This is a realistic fire tutorial in GIMP, using the solid noise filter, Hue-Saturation tweaking, and layer blending techniques.
-PART 1: Shape-
1.) go to Filters/Render/Clouds/Solid Noise
2.) Inside the dialog, change the settings to random, turbulent, and detail of 4 (use less detail for smoother flames). Set the X size to 16.0 and the Y size to 1.0, then click ok.
3.) Duplicate the layer and use the Ctrl+F shortcut to apply the filter to that layer. Set the layer mode to Grain extract. This layer mode should pull out more intensity and complexity.
4.) Duplicate that layer and use Ctrl+F again. This time set the layer mode to multiply. You'll see how it takes most of the flames away while allowing a few to pass with a natural flow intact.
5.) Now right click that layer and select Add Layer Mask... in the drop down box. Use a linear gradient and drag it from the bottom to the top of the layer.

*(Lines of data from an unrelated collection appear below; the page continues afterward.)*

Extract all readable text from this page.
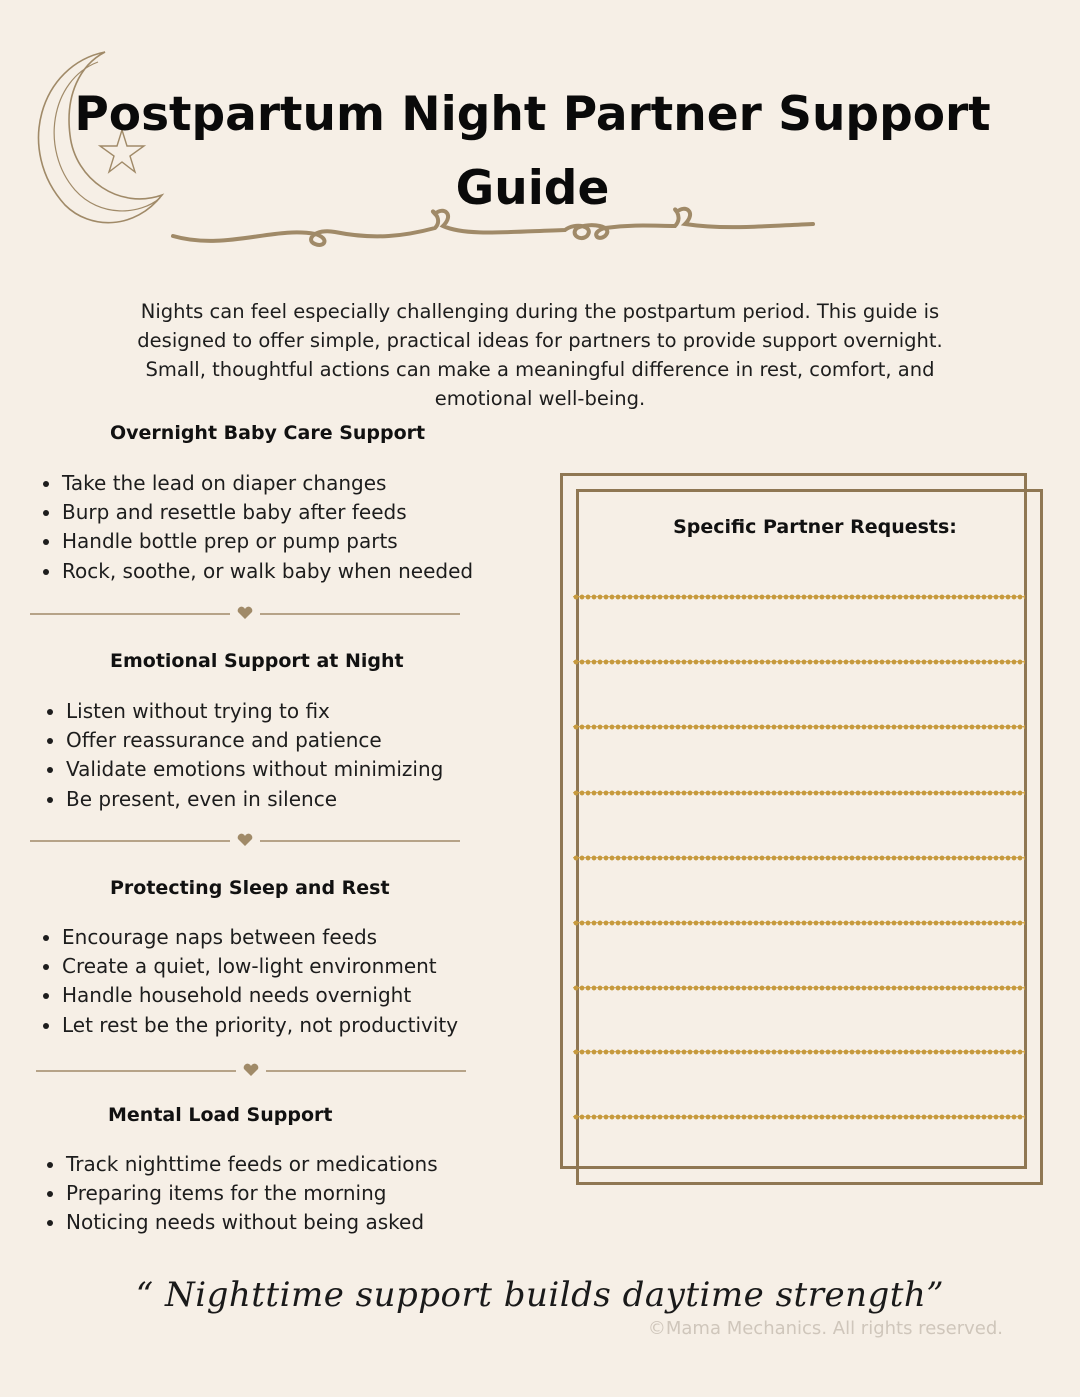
Postpartum Night Partner Support Guide

Nights can feel especially challenging during the postpartum period. This guide is designed to offer simple, practical ideas for partners to provide support overnight. Small, thoughtful actions can make a meaningful difference in rest, comfort, and emotional well-being.

Overnight Baby Care Support
• Take the lead on diaper changes
• Burp and resettle baby after feeds
• Handle bottle prep or pump parts
• Rock, soothe, or walk baby when needed
Emotional Support at Night
• Listen without trying to fix
• Offer reassurance and patience
• Validate emotions without minimizing
• Be present, even in silence
Protecting Sleep and Rest
• Encourage naps between feeds
• Create a quiet, low-light environment
• Handle household needs overnight
• Let rest be the priority, not productivity
Mental Load Support
• Track nighttime feeds or medications
• Preparing items for the morning
• Noticing needs without being asked
Specific Partner Requests:

“ Nighttime support builds daytime strength”

©Mama Mechanics. All rights reserved.
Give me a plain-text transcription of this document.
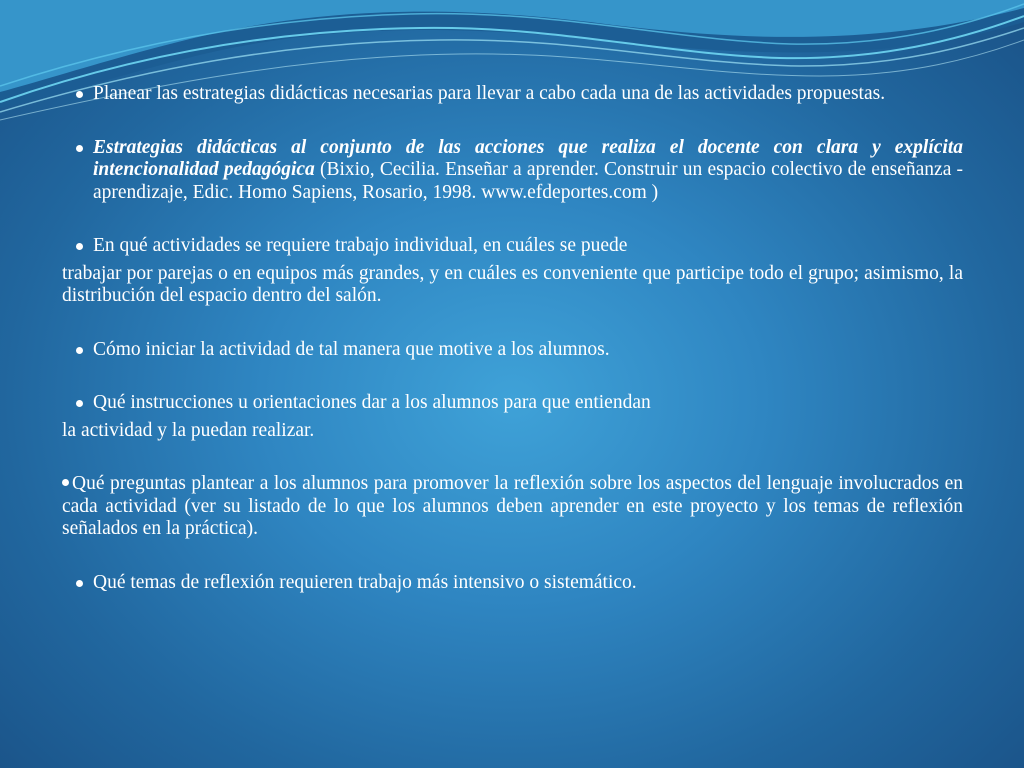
Planear las estrategias didácticas necesarias para llevar a cabo cada una de las actividades propuestas.
Estrategias didácticas al conjunto de las acciones que realiza el docente con clara y explícita intencionalidad pedagógica (Bixio, Cecilia. Enseñar a aprender. Construir un espacio colectivo de enseñanza - aprendizaje, Edic. Homo Sapiens, Rosario, 1998. www.efdeportes.com )
En qué actividades se requiere trabajo individual, en cuáles se puede
trabajar por parejas o en equipos más grandes, y en cuáles es conveniente que participe todo el grupo; asimismo, la distribución del espacio dentro del salón.
Cómo iniciar la actividad de tal manera que motive a los alumnos.
Qué instrucciones u orientaciones dar a los alumnos para que entiendan
la actividad y la puedan realizar.
Qué preguntas plantear a los alumnos para promover la reflexión sobre los aspectos del lenguaje involucrados en cada actividad (ver su listado de lo que los alumnos deben aprender en este proyecto y los temas de reflexión señalados en la práctica).
Qué temas de reflexión requieren trabajo más intensivo o sistemático.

Your image should start to look like fire at this point.
6.) Flatten the image.
-PART 2: Color-
7.) make a new layer and fill it with a strong vibrant red. Then, on your new layer, use Ctrl+, to fill that layer with red. Set it's mode to darken only.

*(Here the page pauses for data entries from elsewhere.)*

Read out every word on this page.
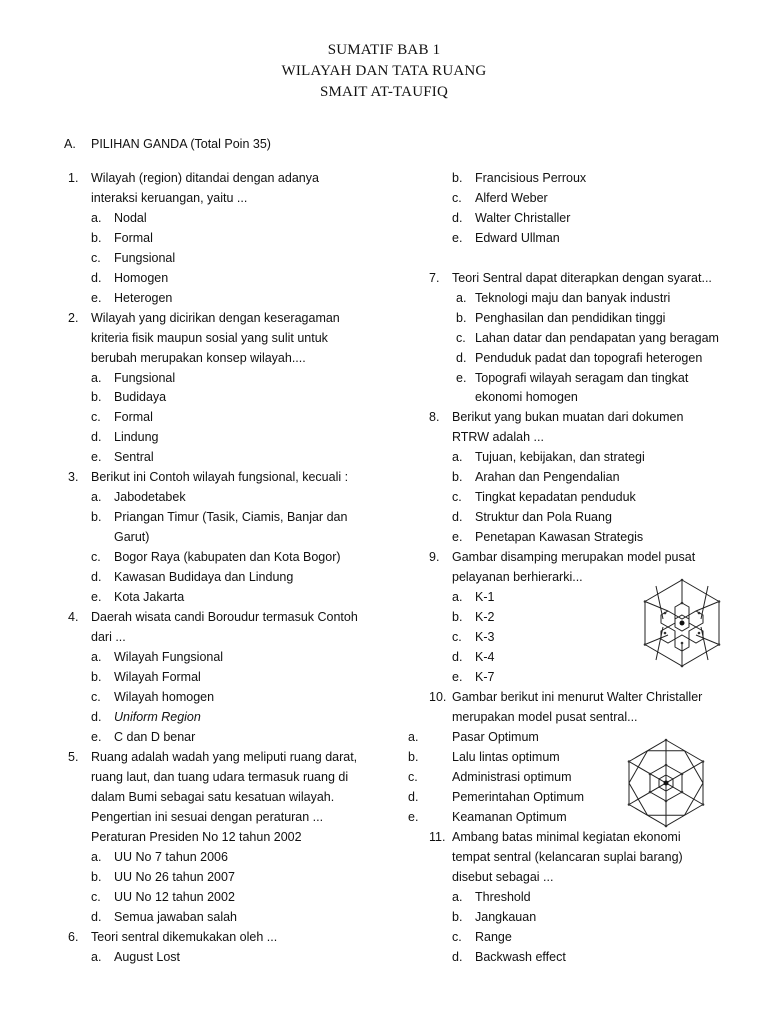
SUMATIF BAB 1
WILAYAH DAN TATA RUANG
SMAIT AT-TAUFIQ
A. PILIHAN GANDA (Total Poin 35)
1. Wilayah (region) ditandai dengan adanya
interaksi keruangan, yaitu ...
a. Nodal
b. Formal
c. Fungsional
d. Homogen
e. Heterogen
2. Wilayah yang dicirikan dengan keseragaman
kriteria fisik maupun sosial yang sulit untuk
berubah merupakan konsep wilayah....
a. Fungsional
b. Budidaya
c. Formal
d. Lindung
e. Sentral
3. Berikut ini Contoh wilayah fungsional, kecuali :
a. Jabodetabek
b. Priangan Timur (Tasik, Ciamis, Banjar dan
Garut)
c. Bogor Raya (kabupaten dan Kota Bogor)
d. Kawasan Budidaya dan Lindung
e. Kota Jakarta
4. Daerah wisata candi Boroudur termasuk Contoh
dari ...
a. Wilayah Fungsional
b. Wilayah Formal
c. Wilayah homogen
d. Uniform Region
e. C dan D benar
5. Ruang adalah wadah yang meliputi ruang darat,
ruang laut, dan tuang udara termasuk ruang di
dalam Bumi sebagai satu kesatuan wilayah.
Pengertian ini sesuai dengan peraturan ...
Peraturan Presiden No 12 tahun 2002
a. UU No 7 tahun 2006
b. UU No 26 tahun 2007
c. UU No 12 tahun 2002
d. Semua jawaban salah
6. Teori sentral dikemukakan oleh ...
a. August Lost
b. Francisious Perroux
c. Alferd Weber
d. Walter Christaller
e. Edward Ullman
7. Teori Sentral dapat diterapkan dengan syarat...
a. Teknologi maju dan banyak industri
b. Penghasilan dan pendidikan tinggi
c. Lahan datar dan pendapatan yang beragam
d. Penduduk padat dan topografi heterogen
e. Topografi wilayah seragam dan tingkat
ekonomi homogen
8. Berikut yang bukan muatan dari dokumen
RTRW adalah ...
a. Tujuan, kebijakan, dan strategi
b. Arahan dan Pengendalian
c. Tingkat kepadatan penduduk
d. Struktur dan Pola Ruang
e. Penetapan Kawasan Strategis
9. Gambar disamping merupakan model pusat
pelayanan berhierarki...
a. K-1
b. K-2
c. K-3
d. K-4
e. K-7
10. Gambar berikut ini menurut Walter Christaller
merupakan model pusat sentral...
a.	Pasar Optimum
b.	Lalu lintas optimum
c.	Administrasi optimum
d.	Pemerintahan Optimum
e.	Keamanan Optimum
11. Ambang batas minimal kegiatan ekonomi
tempat sentral (kelancaran suplai barang)
disebut sebagai ...
a. Threshold
b. Jangkauan
c. Range
d. Backwash effect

8.) Duplicate the layer and use Layer/Transparency/Color to Alpha...
9.) Select the darkest black and click ok.
10.) Then change the color with Layer/Colors/Hue-Saturation...

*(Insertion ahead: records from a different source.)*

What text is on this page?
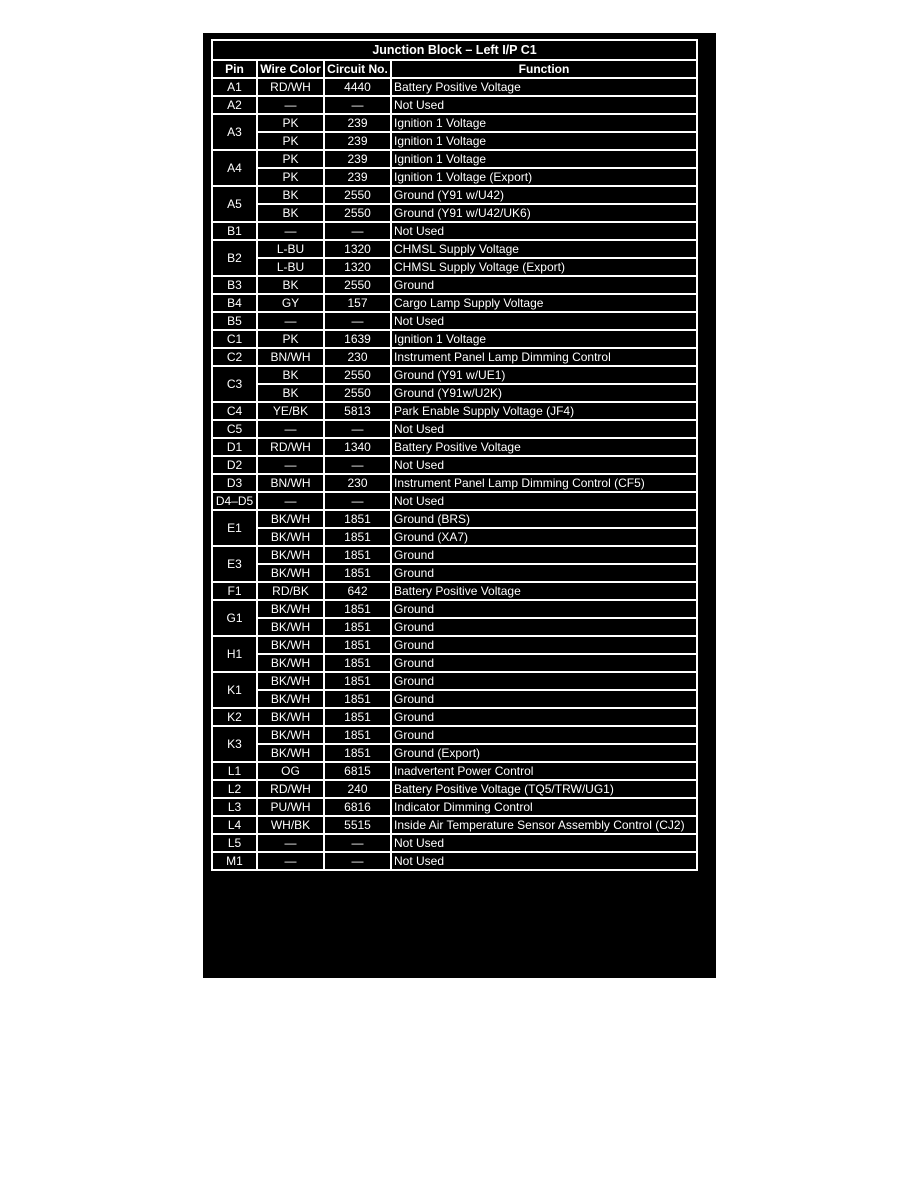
Junction Block – Left I/P C1			
Pin	Wire Color	Circuit No.	Function
A1	RD/WH	4440	Battery Positive Voltage
A2	—	—	Not Used
A3	PK	239	Ignition 1 Voltage
	PK	239	Ignition 1 Voltage
A4	PK	239	Ignition 1 Voltage
	PK	239	Ignition 1 Voltage (Export)
A5	BK	2550	Ground (Y91 w/U42)
	BK	2550	Ground (Y91 w/U42/UK6)
B1	—	—	Not Used
B2	L-BU	1320	CHMSL Supply Voltage
	L-BU	1320	CHMSL Supply Voltage (Export)
B3	BK	2550	Ground
B4	GY	157	Cargo Lamp Supply Voltage
B5	—	—	Not Used
C1	PK	1639	Ignition 1 Voltage
C2	BN/WH	230	Instrument Panel Lamp Dimming Control
C3	BK	2550	Ground (Y91 w/UE1)
	BK	2550	Ground (Y91w/U2K)
C4	YE/BK	5813	Park Enable Supply Voltage (JF4)
C5	—	—	Not Used
D1	RD/WH	1340	Battery Positive Voltage
D2	—	—	Not Used
D3	BN/WH	230	Instrument Panel Lamp Dimming Control (CF5)
D4–D5	—	—	Not Used
E1	BK/WH	1851	Ground (BRS)
	BK/WH	1851	Ground (XA7)
E3	BK/WH	1851	Ground
	BK/WH	1851	Ground
F1	RD/BK	642	Battery Positive Voltage
G1	BK/WH	1851	Ground
	BK/WH	1851	Ground
H1	BK/WH	1851	Ground
	BK/WH	1851	Ground
K1	BK/WH	1851	Ground
	BK/WH	1851	Ground
K2	BK/WH	1851	Ground
K3	BK/WH	1851	Ground
	BK/WH	1851	Ground (Export)
L1	OG	6815	Inadvertent Power Control
L2	RD/WH	240	Battery Positive Voltage (TQ5/TRW/UG1)
L3	PU/WH	6816	Indicator Dimming Control
L4	WH/BK	5515	Inside Air Temperature Sensor Assembly Control (CJ2)
L5	—	—	Not Used
M1	—	—	Not Used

11.) Set all the values to 44.
12.) Duplicate the layer.
13.) Use Layer/Colors/Hue-Saturation... again to change all it's values to 60.
14.) Change the layer's mode to Soft light.
-PART 3: Style-
15.) Make a new layer
16.) Go to Filters/Render/Clouds/Solid Noise. This time deselect the turbulent option and take the X size down to 8.
17.) This layer gives you a plethora of options quickly.
a.)To bring out some intensity set the mode to Dodge.
b.)To add smoke set the mode to Lighten only.
c.)To limit the amount of flames set the mode to Burn.
18.) Flatten the image.
19.) Go to Layer/Scale Layer...
20.) Click the chain icon to the right of the X and Y options. After the chain thing is broken, change the Y value to about 1/2 to 1/3 of it's original value.
The finished product is an example of realistic fire.